Lussier Community Education Center: $10,000 in general support of the community center’s work with young people and families on the city’s west side.

MATC Foundation Inc.: $50,000 to underwrite Madison Area Technical College scholarships for financially needy students.

Madison Community Foundation: $48,000 in general support of the foundation.

Madison Jazz Society: $1,000 to help underwrite the society’s annual jazz festival.

Madison Metropolitan School District: $15,000 to be used at the discretion of the district to support deserving programs in the public schools.

Madison Symphony Orchestra: $10,000 to help support the orchestra’s programs and its effort to get young musicians interested in symphony music.

Mann Educational Opportunity Fund: $3,000 to help finance the program, which prepares minority children for college.

Middleton Outreach Ministry: $5,000 to help support the ministry’s food pantry.

North/Eastside Senior Coalition: $1,000 in general support of the coalition’s programs.

Opera for the Young: $1,000 to help fund opportunities for young people to become involved in opera.

Operation Fresh Start: $5,000 in general support of the organization’s work with troubled young people through job training opportunities.

Planned Parenthood of Wisconsin: $10,000 in general support of the organization’s work on reproductive health.

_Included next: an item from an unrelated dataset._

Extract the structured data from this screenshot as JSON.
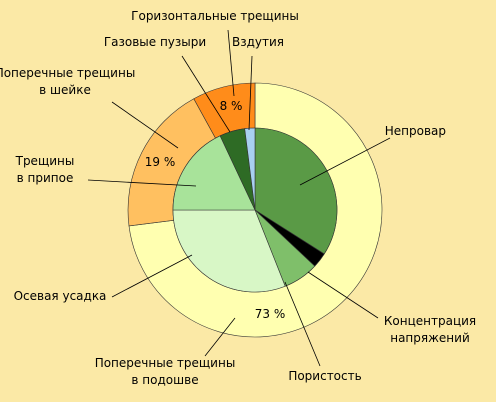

Porchlight Inc.: $10,000 to help support the organization’s ambitious program to expand services and help the homeless in Madison.

RSVP of Dane County: $2,000 toward the organization’s work connecting young people and senior citizens.

Second Harvest Food Bank: $5,000 in general support of the food bank’s pantries.

Simpson Street Free Press: $10,000 to help fund the teen newspaper’s efforts to engage more students in the program, which is aimed at providing learning experiences to young people from the city’s south side.

The Rainbow Project Inc.: $4,000 to help support the project’s work with young families.

Token Creek Chamber Music Festival: $1,000 to assist with this year’s summer program featuring prominent classical musicians.

United Cerebral Palsy of Greater Dane County: $7,000 in support of UCP’s programs to provide after-school care for disabled young people.

Vera Court Neighborhood Center: $3,000 to support the center’s efforts to teach computer literacy to the many Hispanic people who use the center.

VSA Arts of Wisconsin: $2,000 to support art classes for disabled people in the Madison area.

Wisconsin Academy of Sciences, Arts and Letters: $10,000 to assist with funding the academy’s high-quality quarterly magazine.

Wisconsin Center for Investigative Journalism: $2,000 in general support of the program, which is aimed at undertaking investigative projects and disseminating the results to the public.

Wisconsin Chamber Orchestra: $6,270 in general support of the orchestra’s annual Concerts on the Square.

Wisconsin Democracy Campaign: $1,000 in general support of the group’s work with political finance reporting.

Wisconsin Historical Foundation: $10,000 contribution to support the Historical Society’s annual history day, which engages hundreds of students in authentic history projects.

Wisconsin Institute of Youth Journalism: $5,000 to support the summer program, which ties interested minority students with the professional news media.

YMCA of Dane County: $35,000 to help underwrite the organization’s services to needy youngsters.